If you accomplish things in life, women will start noticing you. Just not super models.

Well I'm an ordinary man. I agree if I was a movie star or national hero things would change but that isnt going to happen. I'm just an ordinary man.
 

bbmcgee

Banned
You need therapy get help or don't and continue with your pity party.
Ahh, the siren song of therapy.

Therapy can help with a lot of things, but I dont think it can change how I feel about being alone my entire life. I actually did try it for awhile 2 summers ago. It was the biggest waste of time, because all it really amounted to is 'you have to accept the situation', which I do but it still sucks.
 

Days like these...

Have a Blessed Day
Ahh, the siren song of therapy.

Therapy can help with a lot of things, but I dont think it can change how I feel about being alone my entire life. I actually did try it for awhile 2 summers ago. It was the biggest waste of time, because all it really amounted to is 'you have to accept the situation', which I do but it still sucks.
Not therapy for how you feel about being alone. Therapy that will change your negativity and mindset toward women and dating
 
Guy is a lost cause who just wants a pity party I gave him the anecdote of my friend with 3rd degree burns on his face who is married with a kid
Well then.

B bbmcgee
I think you should worry less about statistics and worry more about not becoming one, if you’re that unhappy about it.
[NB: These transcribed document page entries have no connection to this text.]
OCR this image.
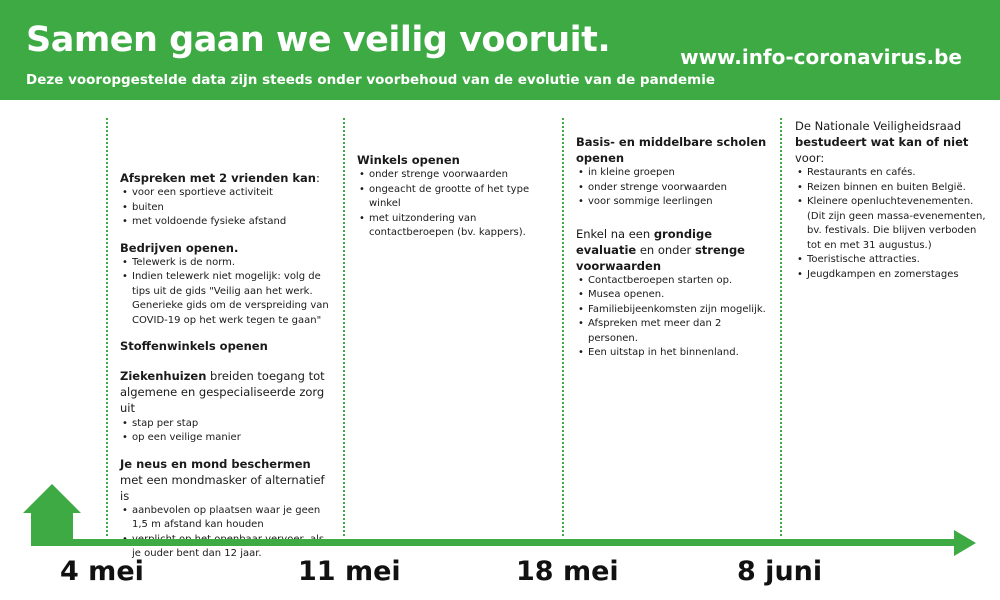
Samen gaan we veilig vooruit.
Deze vooropgestelde data zijn steeds onder voorbehoud van de evolutie van de pandemie
www.info-coronavirus.be
Afspreken met 2 vrienden kan:
• voor een sportieve activiteit
• buiten
• met voldoende fysieke afstand
Bedrijven openen.
• Telewerk is de norm.
• Indien telewerk niet mogelijk: volg de tips uit de gids "Veilig aan het werk. Generieke gids om de verspreiding van COVID-19 op het werk tegen te gaan"
Stoffenwinkels openen
Ziekenhuizen breiden toegang tot algemene en gespecialiseerde zorg uit
• stap per stap
• op een veilige manier
Je neus en mond beschermen met een mondmasker of alternatief is
• aanbevolen op plaatsen waar je geen 1,5 m afstand kan houden
• je ouder bent dan 12 jaar.
Winkels openen
• onder strenge voorwaarden
• ongeacht de grootte of het type winkel
• met uitzondering van contactberoepen (bv. kappers).
Basis- en middelbare scholen openen
• in kleine groepen
• onder strenge voorwaarden
• voor sommige leerlingen
Enkel na een grondige evaluatie en onder strenge voorwaarden
• Contactberoepen starten op.
• Musea openen.
• Familiebijeenkomsten zijn mogelijk.
• Afspreken met meer dan 2 personen.
• Een uitstap in het binnenland.
De Nationale Veiligheidsraad bestudeert wat kan of niet voor:
• Restaurants en cafés.
• Reizen binnen en buiten België.
• Kleinere openluchtevenementen. (Dit zijn geen massa-evenementen, bv. festivals. Die blijven verboden tot en met 31 augustus.)
• Toeristische attracties.
• Jeugdkampen en zomerstages
4 mei	11 mei	18 mei	8 juni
Just keep trying. Being negative like this will only create an echo chamber in your head that gets you nowhere. Again I’m coming from experience. That’s all I’m gonna say.
 

bbmcgee

Banned
Not therapy for how you feel about being alone. Therapy that will change your negativity and mindset toward women and dating

My therapist didnt start there goofball.

We went through everything, and we did excercises, and we ended up at a place where they agreed that it makes complete sense how I felt about that given my experiences(as I've said here a million times).

From there we focused on the REALITY that I may very well be alone and that acceptance of that situation is required for me to go forward.

My therapist didnt bullshit me. They said it as it is, which works for me.
 

Days like these...

Have a Blessed Day
My therapist didnt start there goofball.

We went through everything, and we did excercises, and we ended up at a place where they agreed that it makes complete sense how I felt about that given my experiences(as I've said here a million times).

From there we focused on the REALITY that I may very well be alone and that acceptance of that situation is required for me to go forward.

My therapist didnt bullshit me. They said it as it is, which works for me.
So you're therapist said you're a lost cause? That's wild.
 

John Bilbo

Member
Accepting one's lot in life is hard. It can even cause severe depression. In the end sometimes acceptance is the only way through though.

Well, you beat me to it.
 

bbmcgee

Banned
Well then.

B bbmcgee
I think you should worry less about statistics and worry more about not becoming one, if you’re that unhappy about it.

Just keep trying. Being negative like this will only create an echo chamber in your head that gets you nowhere. Again I’m coming from experience. That’s all I’m gonna say.

I dont worry about statistics, but it provides better context for my situation than anecdotes from stangers online.

Trying is a waste of time for me, just no return. If I happen to run into someone that likes me, I'll go from there but I'm planning on just being alone at this point.
 

John Bilbo

Member
From there we focused on the REALITY that I may very well be alone and that acceptance of that situation is required for me to go forward.
This is good. As counter active it may seem accepting the worst possible outcome and looking your fears willingly straight in the eye will set you eventually free.